Closed bdwyer2 closed 6 years ago

bdwyer2 commented 7 years ago

The example code in the vignette for r4ml.lm() fails to run with the following error message:

Error: ERROR[sysml.execute]: DML returned error: Error in handleErrors(returnStatus, conn): org.apache.sysml.runtime.DMLRuntimeException: org.apache.sysml.runtime.DMLRuntimeException: ERROR: Runtime error in program block generated from statement block between lines 131 and 136 -- Error evaluating instruction: CP°ba+*°_mVar170·MATRIX·DOUBLE°X·MATRIX·DOUBLE°_mVar171·MATRIX·DOUBLE°48

Sample code:

airlineFiltered <- airline[, c("Month", "DayofMonth", "DayOfWeek", "CRSDepTime",
                               "Distance", "ArrDelay")]

airlineFiltered <- as.r4ml.frame(airlineFiltered)

airlineFiltered <- r4ml.ml.preprocess(
 data = airlineFiltered,
 transformPath = "/tmp",
 recodeAttrs = c("DayOfWeek"),
 omit.na = c("Distance", "ArrDelay"),
 dummycodeAttrs = c("DayOfWeek")
 )

airlineMatrix <- as.r4ml.matrix(airlineFiltered$data)

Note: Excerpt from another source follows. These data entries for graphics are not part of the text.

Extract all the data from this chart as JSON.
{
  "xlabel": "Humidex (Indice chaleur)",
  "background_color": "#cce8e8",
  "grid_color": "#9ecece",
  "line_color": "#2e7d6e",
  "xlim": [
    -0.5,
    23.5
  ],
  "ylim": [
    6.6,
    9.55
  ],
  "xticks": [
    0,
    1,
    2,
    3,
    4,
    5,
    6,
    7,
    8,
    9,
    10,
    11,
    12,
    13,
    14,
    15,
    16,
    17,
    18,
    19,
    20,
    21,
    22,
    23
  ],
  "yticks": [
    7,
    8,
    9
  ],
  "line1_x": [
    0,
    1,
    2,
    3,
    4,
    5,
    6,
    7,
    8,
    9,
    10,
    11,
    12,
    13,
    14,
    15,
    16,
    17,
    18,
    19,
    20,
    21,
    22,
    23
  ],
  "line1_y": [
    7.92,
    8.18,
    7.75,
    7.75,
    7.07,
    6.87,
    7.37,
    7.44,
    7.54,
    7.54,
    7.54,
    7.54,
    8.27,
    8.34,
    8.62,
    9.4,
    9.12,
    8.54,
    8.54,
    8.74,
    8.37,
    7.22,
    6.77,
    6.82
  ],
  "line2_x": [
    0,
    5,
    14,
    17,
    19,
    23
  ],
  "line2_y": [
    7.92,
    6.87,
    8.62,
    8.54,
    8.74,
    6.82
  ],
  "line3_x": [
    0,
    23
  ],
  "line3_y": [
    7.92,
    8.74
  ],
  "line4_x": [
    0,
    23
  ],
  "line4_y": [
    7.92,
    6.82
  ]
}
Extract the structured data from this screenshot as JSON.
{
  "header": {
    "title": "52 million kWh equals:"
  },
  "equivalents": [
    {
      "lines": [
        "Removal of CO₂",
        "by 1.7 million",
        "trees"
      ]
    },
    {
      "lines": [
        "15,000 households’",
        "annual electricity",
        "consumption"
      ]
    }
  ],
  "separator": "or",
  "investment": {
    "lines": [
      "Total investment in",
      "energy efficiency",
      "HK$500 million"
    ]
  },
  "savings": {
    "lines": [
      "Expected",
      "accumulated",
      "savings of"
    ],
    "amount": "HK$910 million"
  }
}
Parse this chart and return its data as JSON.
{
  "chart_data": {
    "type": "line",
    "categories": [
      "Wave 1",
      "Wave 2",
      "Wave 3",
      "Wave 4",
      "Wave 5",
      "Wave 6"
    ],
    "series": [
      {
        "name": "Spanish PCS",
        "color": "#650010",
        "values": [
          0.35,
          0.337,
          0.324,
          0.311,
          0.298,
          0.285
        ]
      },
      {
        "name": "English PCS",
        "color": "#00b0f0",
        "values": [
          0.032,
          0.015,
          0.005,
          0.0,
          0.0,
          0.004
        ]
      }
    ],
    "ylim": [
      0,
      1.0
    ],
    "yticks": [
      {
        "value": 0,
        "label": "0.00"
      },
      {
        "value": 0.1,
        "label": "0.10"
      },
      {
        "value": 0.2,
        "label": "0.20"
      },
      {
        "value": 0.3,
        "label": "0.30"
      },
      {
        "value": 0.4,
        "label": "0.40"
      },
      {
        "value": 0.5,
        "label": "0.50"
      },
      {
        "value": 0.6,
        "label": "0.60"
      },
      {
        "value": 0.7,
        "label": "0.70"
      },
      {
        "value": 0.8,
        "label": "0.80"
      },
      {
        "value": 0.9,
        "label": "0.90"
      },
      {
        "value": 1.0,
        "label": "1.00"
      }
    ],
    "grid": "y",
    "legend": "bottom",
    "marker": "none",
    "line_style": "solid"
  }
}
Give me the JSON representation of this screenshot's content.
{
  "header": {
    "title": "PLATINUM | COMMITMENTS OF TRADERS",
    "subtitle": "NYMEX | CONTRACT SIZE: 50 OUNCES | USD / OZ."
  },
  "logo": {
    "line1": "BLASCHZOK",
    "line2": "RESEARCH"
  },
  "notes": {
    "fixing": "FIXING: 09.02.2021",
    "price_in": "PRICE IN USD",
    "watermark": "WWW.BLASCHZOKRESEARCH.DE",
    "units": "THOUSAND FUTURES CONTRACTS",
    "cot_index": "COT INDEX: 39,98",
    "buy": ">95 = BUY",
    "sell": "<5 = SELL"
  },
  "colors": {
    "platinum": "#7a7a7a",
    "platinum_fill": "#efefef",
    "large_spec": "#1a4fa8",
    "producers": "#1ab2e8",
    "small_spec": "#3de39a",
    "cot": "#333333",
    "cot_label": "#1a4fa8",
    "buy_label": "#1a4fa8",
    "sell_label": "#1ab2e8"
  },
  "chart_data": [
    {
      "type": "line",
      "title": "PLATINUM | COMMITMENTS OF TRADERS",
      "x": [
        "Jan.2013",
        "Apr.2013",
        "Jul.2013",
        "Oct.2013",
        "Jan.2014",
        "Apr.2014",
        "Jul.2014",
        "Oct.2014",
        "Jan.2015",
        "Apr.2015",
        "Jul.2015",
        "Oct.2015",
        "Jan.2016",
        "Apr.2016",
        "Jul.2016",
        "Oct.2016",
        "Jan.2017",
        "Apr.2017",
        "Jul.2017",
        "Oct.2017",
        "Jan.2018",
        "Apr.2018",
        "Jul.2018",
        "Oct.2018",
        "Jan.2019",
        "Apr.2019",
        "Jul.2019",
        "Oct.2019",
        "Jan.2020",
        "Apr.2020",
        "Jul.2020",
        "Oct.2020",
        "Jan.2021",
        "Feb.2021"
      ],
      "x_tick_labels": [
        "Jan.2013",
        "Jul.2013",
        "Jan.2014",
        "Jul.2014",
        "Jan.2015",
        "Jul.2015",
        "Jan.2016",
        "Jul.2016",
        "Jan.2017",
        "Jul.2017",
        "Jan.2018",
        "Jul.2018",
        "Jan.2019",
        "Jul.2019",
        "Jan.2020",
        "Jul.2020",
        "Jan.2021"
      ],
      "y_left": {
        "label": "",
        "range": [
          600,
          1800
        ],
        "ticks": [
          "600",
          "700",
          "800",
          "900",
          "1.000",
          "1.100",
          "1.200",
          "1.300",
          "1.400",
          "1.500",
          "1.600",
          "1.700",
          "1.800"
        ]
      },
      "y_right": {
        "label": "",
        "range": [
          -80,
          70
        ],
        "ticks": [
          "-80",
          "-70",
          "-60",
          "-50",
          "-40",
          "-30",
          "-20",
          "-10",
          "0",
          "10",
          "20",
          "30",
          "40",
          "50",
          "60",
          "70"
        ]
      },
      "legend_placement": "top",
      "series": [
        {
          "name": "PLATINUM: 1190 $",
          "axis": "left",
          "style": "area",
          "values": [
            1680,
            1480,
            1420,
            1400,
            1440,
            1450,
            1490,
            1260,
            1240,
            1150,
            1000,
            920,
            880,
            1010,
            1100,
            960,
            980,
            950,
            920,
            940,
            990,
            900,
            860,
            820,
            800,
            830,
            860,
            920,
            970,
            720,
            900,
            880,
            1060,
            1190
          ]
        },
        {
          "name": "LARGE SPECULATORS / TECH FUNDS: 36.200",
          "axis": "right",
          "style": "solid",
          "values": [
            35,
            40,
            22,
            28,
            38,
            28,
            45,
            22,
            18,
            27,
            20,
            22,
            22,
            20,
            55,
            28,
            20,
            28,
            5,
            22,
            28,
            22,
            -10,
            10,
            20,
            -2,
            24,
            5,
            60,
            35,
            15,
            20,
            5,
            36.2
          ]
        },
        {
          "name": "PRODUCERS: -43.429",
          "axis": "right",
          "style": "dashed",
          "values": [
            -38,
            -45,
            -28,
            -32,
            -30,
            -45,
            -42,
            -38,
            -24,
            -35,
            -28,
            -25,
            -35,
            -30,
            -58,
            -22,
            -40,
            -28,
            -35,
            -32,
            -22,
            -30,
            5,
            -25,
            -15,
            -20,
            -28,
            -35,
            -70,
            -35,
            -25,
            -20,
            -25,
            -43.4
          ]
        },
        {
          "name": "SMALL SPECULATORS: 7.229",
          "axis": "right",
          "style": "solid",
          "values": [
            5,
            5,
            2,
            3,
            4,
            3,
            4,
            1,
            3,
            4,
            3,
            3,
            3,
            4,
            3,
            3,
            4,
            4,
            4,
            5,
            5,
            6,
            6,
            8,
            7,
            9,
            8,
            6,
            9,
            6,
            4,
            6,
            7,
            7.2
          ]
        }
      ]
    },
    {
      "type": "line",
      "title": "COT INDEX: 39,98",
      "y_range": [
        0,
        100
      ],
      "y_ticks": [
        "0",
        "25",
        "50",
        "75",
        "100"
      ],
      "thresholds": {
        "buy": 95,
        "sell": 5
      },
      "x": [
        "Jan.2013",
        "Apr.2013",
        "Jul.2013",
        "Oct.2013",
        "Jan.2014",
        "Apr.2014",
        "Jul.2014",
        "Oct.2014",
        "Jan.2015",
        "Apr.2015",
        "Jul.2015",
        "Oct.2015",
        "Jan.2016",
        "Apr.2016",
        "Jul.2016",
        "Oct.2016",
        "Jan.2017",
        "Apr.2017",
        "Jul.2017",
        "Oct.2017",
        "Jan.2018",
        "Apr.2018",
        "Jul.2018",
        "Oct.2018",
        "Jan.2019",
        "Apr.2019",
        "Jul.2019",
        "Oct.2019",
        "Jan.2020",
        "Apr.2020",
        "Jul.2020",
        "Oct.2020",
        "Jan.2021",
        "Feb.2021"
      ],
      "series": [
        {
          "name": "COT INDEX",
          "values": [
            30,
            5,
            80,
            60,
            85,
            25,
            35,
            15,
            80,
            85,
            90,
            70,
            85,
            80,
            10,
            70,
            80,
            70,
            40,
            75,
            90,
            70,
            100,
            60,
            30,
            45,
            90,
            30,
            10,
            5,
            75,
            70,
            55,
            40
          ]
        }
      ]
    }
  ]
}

samples <- r4ml.sample(airlineMatrix, perc=c(0.7, 0.3))
train <- samples[[1]]

outputs <- sysml.execute(
  dml = '
  fileX = "";
  fileY = "";
  X = read($fileX);
  Y = read($fileY);
  nrow_X = nrow(X);
  nrow_Y = nrow(Y);
  stop("nrow_X = " + nrow_X + "   nrow_Y = " + nrow_Y);',
  X = .r4ml.separateXAndY(train, "ArrDelay")$X,
  Y = .r4ml.separateXAndY(train, "ArrDelay")$Y
)
bdwyer2 commented 6 years ago

Fixed by #52